Le président se fait expliquer la situation...

Pétri de calme précaire, le ministre regardait le président marcher en marmonnant des phrases et des mots indistincts. Ses mains, le long du corps, se serraient et se desserraient interminablement. Ses talons retentissaient sur le pavé dans un intermittent rythme, des coups saccadés comme une batterie accompagnant une mélodie d'Afro Beat. Puis, tout s’arrêtait dans une quiétude inquiétante, une tension perceptible semblait précéder un orage, qui paraissait venir à pas de tortue, mais dans une assurance, dont il n'était point à douter. Les yeux fixant les rideaux de soie pendant jusqu'au ras du sol, le président venait de lâcher une question triturant son esprit.
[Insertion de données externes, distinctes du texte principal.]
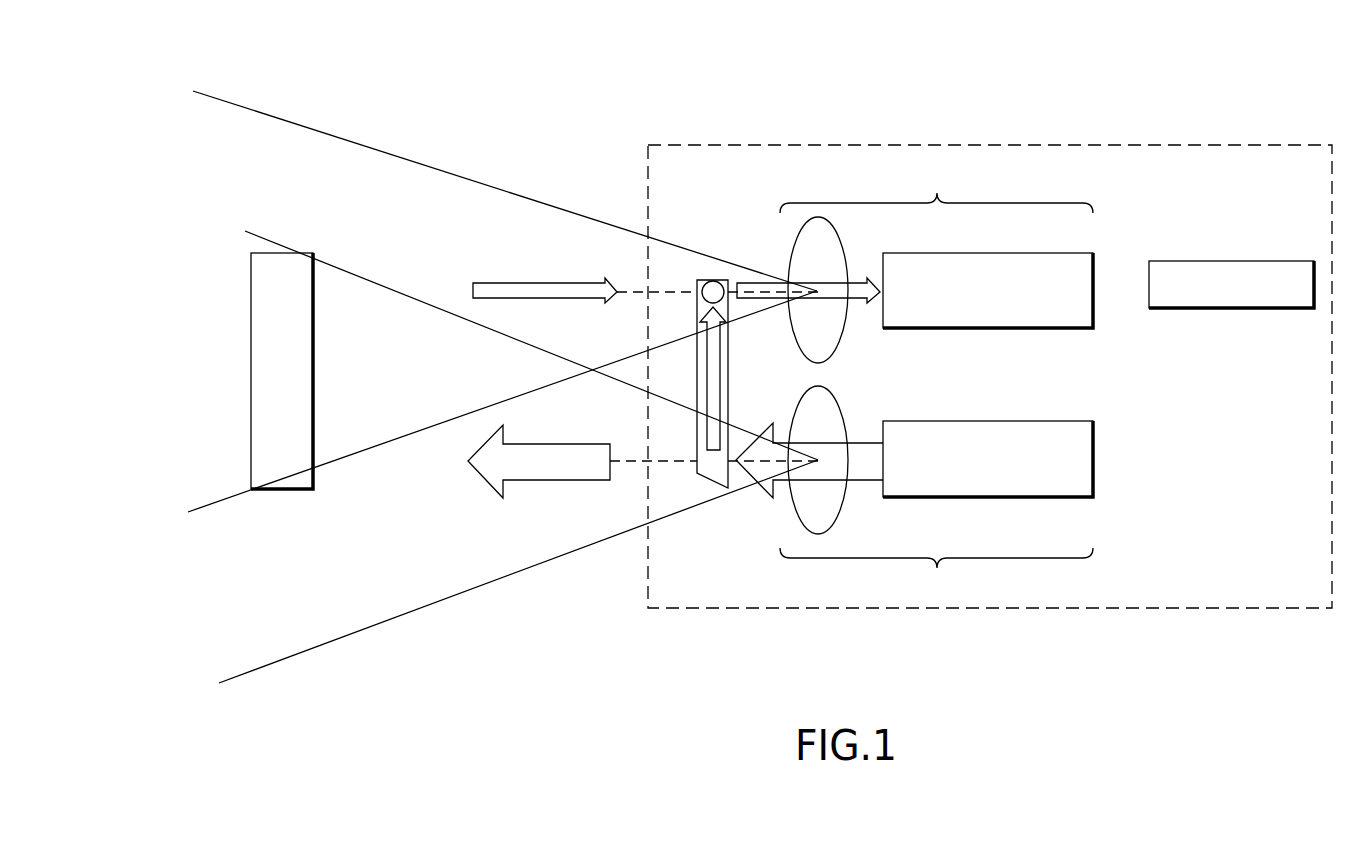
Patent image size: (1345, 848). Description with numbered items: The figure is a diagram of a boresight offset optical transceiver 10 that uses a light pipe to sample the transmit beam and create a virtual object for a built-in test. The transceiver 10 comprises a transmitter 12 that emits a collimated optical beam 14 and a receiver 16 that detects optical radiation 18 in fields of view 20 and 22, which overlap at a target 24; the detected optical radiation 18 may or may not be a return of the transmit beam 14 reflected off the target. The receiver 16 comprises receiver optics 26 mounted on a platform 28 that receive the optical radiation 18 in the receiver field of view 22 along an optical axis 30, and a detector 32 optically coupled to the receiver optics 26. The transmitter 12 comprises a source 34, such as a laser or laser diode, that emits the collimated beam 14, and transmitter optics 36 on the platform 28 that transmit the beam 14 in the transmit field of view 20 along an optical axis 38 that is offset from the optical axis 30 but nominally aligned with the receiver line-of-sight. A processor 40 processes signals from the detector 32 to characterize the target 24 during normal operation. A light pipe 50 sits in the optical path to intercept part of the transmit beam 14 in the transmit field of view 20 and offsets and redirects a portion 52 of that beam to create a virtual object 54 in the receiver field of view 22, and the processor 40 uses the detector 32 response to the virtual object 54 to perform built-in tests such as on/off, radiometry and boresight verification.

The boresight offset optical transceiver 10 is at (627, 75).
The transmitter 12 is at (936, 573).
The collimated optical beam 14 is at (863, 443).
The receiver 16 is at (936, 188).
The optical radiation 18 is at (862, 300).
The transmit field of view 20 is at (608, 540).
The receiver field of view 22 is at (540, 202).
The target 24 is at (282, 253).
The receiver optics 26 is at (790, 250).
The platform 28 is at (1258, 569).
The optical axis 30 is at (660, 291).
The detector 32 is at (1064, 330).
The source 34 is at (1094, 460).
The transmitter optics 36 is at (790, 502).
The optical axis 38 is at (666, 462).
The processor 40 is at (1238, 261).
The light pipe 50 is at (708, 483).
The portion of the collimated transmit beam 52 is at (728, 358).
The virtual object 54 is at (712, 281).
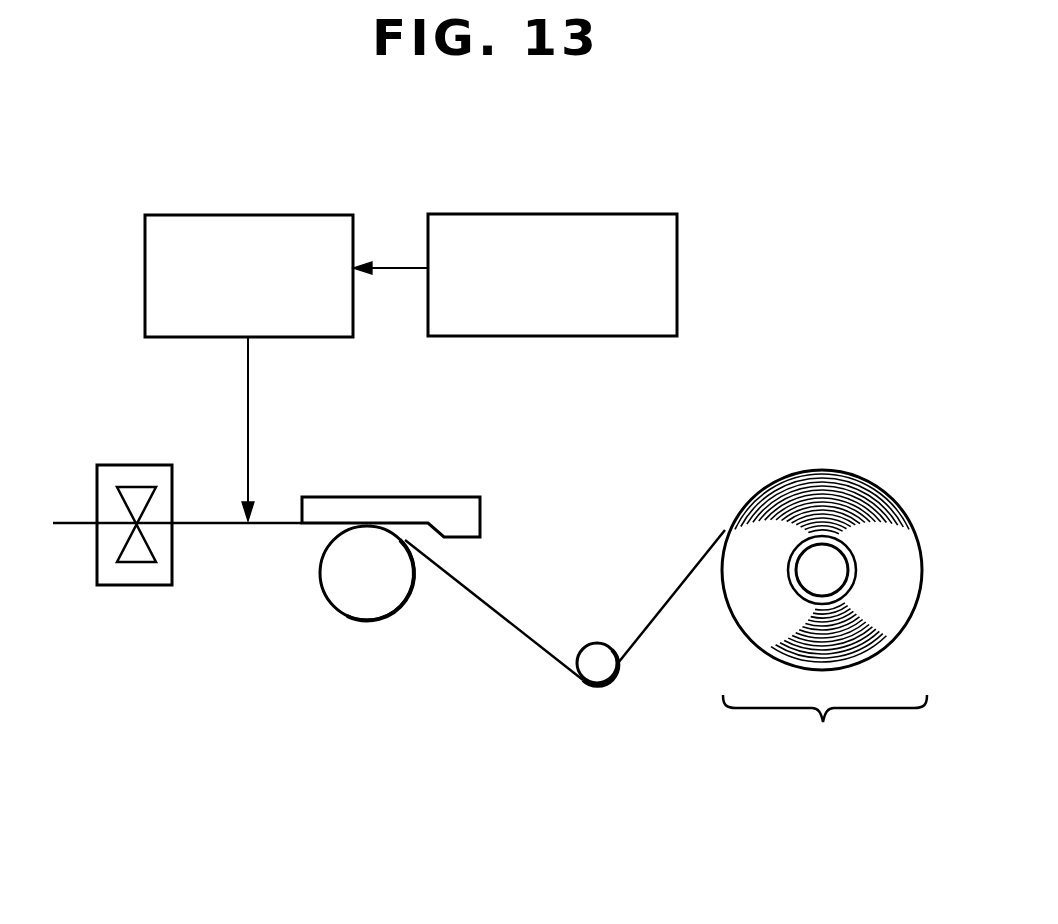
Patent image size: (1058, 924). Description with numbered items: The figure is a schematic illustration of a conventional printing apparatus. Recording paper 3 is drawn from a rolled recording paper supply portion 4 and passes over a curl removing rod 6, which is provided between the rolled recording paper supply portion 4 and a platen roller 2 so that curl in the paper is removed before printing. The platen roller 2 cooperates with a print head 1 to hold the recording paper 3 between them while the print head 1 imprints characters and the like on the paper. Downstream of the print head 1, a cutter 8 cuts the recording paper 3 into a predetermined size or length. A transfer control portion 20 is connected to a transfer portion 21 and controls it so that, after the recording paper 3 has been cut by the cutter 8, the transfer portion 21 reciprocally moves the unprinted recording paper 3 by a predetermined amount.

- Qui a donné l'ordre au général Mboma Mutu de mouvoir les troupes jusqu'au lieu de l'agression ? Qui a donné l'ordre de sortir les munitions ?
Pendant que le ministre entamait sa réponse, Gariba semblait suivre, ses mains se croisaient ainsi sous son menton bien glabre et doux comme les fesses d'un nouveau-né, serrant les molaires. Son regard encore plus fin observait les dessins brodés sur le tissu de soie, s’entremêlant les uns dans les autres pour former un dragon crachant du feu. Dans cette colère en ébullition qu'il tentait de contrôler, à peine il se rendait compte de la subtilité artistique dont était pourvu ce tissu devant lequel il passait et repassait sans vraiment se préoccuper de ces belles images qui ne contrariaient pas l'aisance de son esprit. Le charme de ce mélange sur ce tissu bien brodé l'emballait momentanément dans une distraction impromptue qu'il ne saisit rien de toute la longue explication de son ministre de l'intérieur. Le crissement d'une porte le ramenait subitement à l'instant présent dans une stupéfaction contenue qui lui fit écarquiller les yeux.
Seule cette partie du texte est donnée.